Design Thinking: A Human-Centered Approach to Innovation in Education


This is totally what I want to do as a career! I love this kind of thinking/problem solving, application & impact.

...


--Talk to any educator, parent, or policy maker and you will inevitably hear about the many problems that exist in education. It's not for lack of trying—millions of people are working across the country to find new solutions for our schools. And yet we're struggling to find new answers that make a real difference. (I totally agree!)

--We tend to think first about the needs of the system and create solutions from there. But what if we looked first to the needs of people, and then designed ways the system could meet its goals by serving these needs? This is the heart of how design thinking gets to innovative solutions.

--Recently IDEO, the design and innovation firm where I work, collaborated with San Francisco Unified School District to develop a new vision for their food system. Instead of starting from a typical approach to food system reform - auditing equipment, aligning policies - we started by thinking about the students. What do they care about? What would engage them in choosing the healthy meals SFUSD already offers them? And then how might we realign finances, operations and labor to create experiences kids would want?

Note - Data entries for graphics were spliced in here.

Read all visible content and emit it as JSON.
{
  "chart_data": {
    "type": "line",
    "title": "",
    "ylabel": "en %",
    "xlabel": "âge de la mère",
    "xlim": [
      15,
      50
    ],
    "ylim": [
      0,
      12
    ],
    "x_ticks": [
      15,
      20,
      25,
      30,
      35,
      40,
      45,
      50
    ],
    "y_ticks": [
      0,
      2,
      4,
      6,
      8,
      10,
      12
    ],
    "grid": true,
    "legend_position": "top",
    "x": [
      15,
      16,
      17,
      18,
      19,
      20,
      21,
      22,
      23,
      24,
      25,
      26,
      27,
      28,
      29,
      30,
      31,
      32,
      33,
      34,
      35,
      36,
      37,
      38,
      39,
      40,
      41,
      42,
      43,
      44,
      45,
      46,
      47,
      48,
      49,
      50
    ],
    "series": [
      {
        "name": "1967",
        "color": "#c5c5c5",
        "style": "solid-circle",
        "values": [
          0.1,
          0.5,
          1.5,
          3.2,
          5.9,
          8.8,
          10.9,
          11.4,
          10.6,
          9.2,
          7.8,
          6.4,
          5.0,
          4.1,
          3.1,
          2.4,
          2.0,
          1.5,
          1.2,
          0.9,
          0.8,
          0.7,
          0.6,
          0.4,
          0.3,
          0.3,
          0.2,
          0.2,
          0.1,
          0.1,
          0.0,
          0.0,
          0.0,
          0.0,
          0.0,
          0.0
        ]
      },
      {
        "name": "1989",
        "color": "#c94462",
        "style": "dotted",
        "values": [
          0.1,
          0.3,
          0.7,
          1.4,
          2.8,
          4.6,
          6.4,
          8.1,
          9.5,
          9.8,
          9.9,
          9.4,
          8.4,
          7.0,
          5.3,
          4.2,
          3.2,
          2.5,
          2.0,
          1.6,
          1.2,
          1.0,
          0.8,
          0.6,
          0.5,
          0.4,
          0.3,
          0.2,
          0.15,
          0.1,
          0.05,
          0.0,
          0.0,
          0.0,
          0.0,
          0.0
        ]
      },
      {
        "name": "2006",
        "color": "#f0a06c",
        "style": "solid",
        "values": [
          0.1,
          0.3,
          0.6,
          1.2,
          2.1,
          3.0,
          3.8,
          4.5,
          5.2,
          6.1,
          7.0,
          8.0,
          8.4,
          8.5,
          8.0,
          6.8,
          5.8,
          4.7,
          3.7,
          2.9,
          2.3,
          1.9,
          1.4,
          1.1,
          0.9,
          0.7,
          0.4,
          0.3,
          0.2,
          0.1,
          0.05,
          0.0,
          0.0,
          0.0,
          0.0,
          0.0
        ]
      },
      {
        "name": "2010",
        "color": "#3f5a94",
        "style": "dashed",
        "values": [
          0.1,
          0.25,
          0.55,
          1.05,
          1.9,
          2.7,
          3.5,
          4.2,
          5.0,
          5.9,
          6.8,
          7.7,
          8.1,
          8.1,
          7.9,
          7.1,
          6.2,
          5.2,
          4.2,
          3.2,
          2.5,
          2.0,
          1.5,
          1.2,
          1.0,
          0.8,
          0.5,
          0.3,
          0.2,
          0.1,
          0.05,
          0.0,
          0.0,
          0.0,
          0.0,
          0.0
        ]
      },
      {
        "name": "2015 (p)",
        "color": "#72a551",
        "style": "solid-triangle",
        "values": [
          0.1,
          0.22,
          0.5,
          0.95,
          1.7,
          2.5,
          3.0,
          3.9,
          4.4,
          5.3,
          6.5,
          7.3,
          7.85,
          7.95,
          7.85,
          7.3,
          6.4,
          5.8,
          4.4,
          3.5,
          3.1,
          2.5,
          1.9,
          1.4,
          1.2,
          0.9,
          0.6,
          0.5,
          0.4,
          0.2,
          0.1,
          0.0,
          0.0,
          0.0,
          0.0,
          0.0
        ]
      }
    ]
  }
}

--Every day people show up at work in our schools because they care deeply about our kids. Yet we often end up designing experiences that don't actually meet these kids where they are. We unintentionally turn them off. So much so that they don't believe we would design something that they would actually like.

--Often it is that very thinking that gets in the way of creating experiences that engage today's youth. What if we took a human-centered approach to the design of our schools, tools and systems? People, and our understanding of them, are the heart of innovation.

--Every parent, teacher, administrator, edtech developer, and policymaker I have met has been aligned on one thing: everyone wants what's best for our children. Few, however, are aligned on what that means we should be doing.

--If we really want to innovate in education, we must let go of our assumptions about how schools work, and open up to what really understanding our students can teach us about what we should be creating.